- Church: Anglican Church in North America Reformed Episcopal Church
- Diocese: Mid-America
- In office: 2024–present
- Other posts: Dean, Cathedral Church of the Holy Communion

Orders
- Ordination: 2003 (diaconate)
- Consecration: March 21, 2024 by Foley Beach

Personal details
- Born: 1964 (age 61–62)
- Spouse: Brett Altman Camlin
- Alma mater: Southeastern Baptist Theological College, Dallas Theological Seminary, Middlesex University

= Charlie Camlin =

American Anglican bishop (born 1964)

Charles F. Camlin (born 1964) is an American Anglican bishop. He was consecrated in 2024 as bishop suffragan of the Diocese of Mid-America in the Reformed Episcopal Church and the Anglican Church in North America. He is also dean of Cranmer Theological House, the diocesan seminary, and dean of the diocesan cathedral, the Church of the Holy Communion in Dallas.

==Biography==
Camlin was born in 1964 in Georgetown, South Carolina. He grew up in a Baptist family. Camlin worked as a real estate broker in his 20s and early 30s, when he married the former Brett Altman. In the mid-1990s, after the birth of the first of their three children, he sensed a call to ordained ministry and obtained his B.A. at Southeastern Baptist Theological College and his Th.M. from Dallas Theological Seminary.

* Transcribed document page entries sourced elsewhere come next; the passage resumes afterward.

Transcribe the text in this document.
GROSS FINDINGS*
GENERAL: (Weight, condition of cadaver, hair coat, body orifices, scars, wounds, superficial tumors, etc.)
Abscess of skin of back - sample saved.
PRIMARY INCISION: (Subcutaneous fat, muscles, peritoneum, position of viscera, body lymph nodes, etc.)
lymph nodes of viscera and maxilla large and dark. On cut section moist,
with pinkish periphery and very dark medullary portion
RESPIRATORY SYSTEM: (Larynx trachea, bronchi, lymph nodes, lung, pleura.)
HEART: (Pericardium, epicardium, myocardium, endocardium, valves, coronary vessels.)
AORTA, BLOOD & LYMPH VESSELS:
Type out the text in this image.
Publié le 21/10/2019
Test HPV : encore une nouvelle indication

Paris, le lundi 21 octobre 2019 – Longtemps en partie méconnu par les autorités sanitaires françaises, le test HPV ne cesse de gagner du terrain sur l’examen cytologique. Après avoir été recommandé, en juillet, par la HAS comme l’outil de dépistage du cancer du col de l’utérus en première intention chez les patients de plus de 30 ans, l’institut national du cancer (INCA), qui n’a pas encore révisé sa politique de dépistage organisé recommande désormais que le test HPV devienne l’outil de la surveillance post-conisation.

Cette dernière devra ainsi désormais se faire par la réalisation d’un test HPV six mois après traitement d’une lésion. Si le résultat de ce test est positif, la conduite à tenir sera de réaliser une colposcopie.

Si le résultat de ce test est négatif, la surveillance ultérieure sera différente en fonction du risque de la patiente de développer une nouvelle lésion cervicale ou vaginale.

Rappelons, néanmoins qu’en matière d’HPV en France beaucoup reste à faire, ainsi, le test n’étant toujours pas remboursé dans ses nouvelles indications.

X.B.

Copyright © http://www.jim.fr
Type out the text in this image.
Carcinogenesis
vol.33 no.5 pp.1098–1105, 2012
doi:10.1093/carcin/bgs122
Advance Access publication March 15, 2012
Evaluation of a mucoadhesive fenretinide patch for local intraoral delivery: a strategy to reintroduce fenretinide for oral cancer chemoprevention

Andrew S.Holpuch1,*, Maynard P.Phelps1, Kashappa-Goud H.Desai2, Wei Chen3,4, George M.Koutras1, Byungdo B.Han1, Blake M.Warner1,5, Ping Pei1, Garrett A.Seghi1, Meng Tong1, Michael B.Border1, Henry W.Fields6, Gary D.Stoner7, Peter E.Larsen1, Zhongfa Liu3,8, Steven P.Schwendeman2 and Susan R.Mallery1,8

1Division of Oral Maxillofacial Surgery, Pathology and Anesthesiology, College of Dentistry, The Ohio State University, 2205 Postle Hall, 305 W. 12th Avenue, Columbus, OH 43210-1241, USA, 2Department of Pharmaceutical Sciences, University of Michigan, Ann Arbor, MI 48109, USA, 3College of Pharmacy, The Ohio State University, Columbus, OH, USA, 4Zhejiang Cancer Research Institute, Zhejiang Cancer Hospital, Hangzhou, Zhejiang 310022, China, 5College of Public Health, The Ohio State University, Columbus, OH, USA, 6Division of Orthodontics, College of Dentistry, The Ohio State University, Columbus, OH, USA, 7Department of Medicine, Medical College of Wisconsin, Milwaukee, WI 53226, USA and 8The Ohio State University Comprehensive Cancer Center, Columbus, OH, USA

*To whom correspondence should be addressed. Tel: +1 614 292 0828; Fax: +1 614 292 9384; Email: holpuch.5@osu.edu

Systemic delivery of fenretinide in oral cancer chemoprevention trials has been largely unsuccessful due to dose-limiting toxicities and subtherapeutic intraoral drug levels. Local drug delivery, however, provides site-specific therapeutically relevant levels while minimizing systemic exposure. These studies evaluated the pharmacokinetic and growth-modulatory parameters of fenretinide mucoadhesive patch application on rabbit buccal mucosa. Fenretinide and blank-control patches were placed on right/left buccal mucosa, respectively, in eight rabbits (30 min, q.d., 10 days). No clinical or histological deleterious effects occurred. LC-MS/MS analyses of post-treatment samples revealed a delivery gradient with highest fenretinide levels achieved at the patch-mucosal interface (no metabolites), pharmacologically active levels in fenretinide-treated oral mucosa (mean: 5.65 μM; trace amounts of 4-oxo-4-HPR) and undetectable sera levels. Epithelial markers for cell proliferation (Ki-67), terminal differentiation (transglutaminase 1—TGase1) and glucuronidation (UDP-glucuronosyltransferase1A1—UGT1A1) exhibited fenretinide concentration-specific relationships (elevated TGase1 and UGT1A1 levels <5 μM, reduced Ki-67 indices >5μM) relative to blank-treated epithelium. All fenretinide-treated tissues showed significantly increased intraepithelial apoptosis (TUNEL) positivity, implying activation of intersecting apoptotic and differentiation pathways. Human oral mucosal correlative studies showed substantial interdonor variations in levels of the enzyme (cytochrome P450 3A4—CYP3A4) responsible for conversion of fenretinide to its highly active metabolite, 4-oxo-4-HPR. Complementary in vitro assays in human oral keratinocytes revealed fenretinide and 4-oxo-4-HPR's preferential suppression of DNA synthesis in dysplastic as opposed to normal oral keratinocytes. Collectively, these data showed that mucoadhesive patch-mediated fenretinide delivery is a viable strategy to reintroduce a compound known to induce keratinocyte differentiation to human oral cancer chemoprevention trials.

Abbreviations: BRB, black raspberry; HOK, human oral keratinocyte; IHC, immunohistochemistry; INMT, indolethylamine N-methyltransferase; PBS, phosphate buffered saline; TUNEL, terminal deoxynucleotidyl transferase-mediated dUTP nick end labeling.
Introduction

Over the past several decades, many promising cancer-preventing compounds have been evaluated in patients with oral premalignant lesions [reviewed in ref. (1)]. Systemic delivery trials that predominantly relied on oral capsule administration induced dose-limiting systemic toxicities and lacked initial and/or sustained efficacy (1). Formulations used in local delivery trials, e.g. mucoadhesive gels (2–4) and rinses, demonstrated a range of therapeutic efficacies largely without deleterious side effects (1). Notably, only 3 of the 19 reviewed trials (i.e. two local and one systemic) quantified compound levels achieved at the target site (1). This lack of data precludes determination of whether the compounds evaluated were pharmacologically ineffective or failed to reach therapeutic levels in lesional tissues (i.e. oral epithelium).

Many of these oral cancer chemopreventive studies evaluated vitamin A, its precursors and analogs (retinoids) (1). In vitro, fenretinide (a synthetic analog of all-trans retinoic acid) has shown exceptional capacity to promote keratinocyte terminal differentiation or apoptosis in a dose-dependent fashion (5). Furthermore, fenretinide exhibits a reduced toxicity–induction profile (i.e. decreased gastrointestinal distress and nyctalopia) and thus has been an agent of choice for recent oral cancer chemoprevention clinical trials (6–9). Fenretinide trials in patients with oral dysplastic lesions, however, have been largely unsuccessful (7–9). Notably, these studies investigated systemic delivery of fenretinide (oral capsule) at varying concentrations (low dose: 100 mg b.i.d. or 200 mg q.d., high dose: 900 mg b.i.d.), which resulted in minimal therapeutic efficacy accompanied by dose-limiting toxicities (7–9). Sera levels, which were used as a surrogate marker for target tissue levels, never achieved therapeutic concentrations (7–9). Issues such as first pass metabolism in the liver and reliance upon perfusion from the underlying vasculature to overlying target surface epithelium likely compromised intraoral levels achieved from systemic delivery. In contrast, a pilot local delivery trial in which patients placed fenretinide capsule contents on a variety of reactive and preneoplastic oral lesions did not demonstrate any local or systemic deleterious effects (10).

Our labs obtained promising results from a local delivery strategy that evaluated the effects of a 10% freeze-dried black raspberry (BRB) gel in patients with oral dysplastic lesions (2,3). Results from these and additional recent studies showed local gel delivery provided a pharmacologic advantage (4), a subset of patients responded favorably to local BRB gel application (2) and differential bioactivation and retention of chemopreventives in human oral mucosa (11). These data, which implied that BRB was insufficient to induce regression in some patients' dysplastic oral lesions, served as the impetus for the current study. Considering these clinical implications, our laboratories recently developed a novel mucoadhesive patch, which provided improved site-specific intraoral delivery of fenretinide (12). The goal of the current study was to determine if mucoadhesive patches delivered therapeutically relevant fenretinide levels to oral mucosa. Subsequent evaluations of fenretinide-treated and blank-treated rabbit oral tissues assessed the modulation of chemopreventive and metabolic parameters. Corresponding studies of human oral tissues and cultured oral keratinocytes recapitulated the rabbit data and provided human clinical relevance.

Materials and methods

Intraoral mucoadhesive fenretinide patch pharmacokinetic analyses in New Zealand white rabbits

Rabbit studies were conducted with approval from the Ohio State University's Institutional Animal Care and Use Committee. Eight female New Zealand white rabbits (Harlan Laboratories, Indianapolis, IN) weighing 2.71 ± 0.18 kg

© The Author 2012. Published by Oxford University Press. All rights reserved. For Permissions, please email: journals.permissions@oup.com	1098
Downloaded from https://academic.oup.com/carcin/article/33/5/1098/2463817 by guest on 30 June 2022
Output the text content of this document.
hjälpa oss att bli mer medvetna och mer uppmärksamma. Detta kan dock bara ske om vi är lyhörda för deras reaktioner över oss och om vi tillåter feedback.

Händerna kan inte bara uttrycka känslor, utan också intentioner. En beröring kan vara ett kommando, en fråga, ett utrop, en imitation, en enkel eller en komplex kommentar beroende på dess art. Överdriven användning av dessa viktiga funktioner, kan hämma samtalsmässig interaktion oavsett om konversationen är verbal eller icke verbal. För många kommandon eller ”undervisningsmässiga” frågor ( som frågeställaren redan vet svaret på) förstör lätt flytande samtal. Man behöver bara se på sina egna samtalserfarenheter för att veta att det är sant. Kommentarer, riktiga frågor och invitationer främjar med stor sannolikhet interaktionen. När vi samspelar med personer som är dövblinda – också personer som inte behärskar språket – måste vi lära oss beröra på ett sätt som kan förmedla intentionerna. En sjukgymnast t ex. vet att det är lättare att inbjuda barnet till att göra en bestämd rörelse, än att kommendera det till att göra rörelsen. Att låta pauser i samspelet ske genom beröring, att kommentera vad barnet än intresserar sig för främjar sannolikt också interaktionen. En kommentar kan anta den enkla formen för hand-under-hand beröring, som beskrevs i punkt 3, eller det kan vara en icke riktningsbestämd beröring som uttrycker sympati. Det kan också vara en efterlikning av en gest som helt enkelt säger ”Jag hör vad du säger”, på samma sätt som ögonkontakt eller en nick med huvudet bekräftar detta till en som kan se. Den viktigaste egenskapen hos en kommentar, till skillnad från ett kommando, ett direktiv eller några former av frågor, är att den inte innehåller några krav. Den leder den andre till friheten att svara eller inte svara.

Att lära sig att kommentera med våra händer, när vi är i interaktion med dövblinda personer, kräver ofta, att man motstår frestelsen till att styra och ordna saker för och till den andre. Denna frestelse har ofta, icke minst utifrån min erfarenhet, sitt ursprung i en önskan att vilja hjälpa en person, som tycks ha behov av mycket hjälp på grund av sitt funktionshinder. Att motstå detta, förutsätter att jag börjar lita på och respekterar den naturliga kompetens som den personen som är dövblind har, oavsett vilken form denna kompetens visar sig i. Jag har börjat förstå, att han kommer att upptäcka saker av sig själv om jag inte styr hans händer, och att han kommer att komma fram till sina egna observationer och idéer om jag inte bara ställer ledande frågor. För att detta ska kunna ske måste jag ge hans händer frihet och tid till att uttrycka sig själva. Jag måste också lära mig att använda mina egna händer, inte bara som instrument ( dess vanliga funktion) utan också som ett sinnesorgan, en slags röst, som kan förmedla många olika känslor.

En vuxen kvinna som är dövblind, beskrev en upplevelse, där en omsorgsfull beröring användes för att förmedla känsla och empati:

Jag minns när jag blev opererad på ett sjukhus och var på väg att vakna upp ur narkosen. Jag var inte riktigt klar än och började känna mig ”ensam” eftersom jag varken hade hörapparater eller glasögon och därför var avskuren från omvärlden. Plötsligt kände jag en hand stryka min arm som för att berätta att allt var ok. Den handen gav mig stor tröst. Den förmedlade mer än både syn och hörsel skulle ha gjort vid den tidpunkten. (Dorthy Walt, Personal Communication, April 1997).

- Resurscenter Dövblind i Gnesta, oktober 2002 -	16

After the move to Dallas, Camlin also began teaching in K-12 schools and began to be drawn toward Anglicanism at the Church of the Holy Communion under then-rector Ray Sutton. His Baptist ordination was regularized by Sutton in 2003. Camlin was youth director at Church of the Holy Communion before being called to Holy Trinity Church in Fairfax, Virginia, where he was vicar and then rector from 2005 to 2014. At that time, he returned to Dallas as assistant rector of Holy Communion, being appointed rector and dean in 2017.

Camlin also held academic posts in K-12 schools and Reformed Episcopal Church seminaries. He was assistant professor of New Testament at Reformed Episcopal Seminary, and when he returned to Dallas, he was a lecturer at Cranmer House before his appointment as dean in 2022, the year he completed his Ph.D. in theology at Middlesex University.

In 2023, Sutton called for the election of a second bishop suffragan in the Diocese of Mid-America, and Camlin was elected. His election was granted consent by the Anglican Church in North America college of bishops in January 2024, and Foley Beach and Ray Sutton consecrated him a bishop on March 21, 2024, at the Church of the Holy Communion.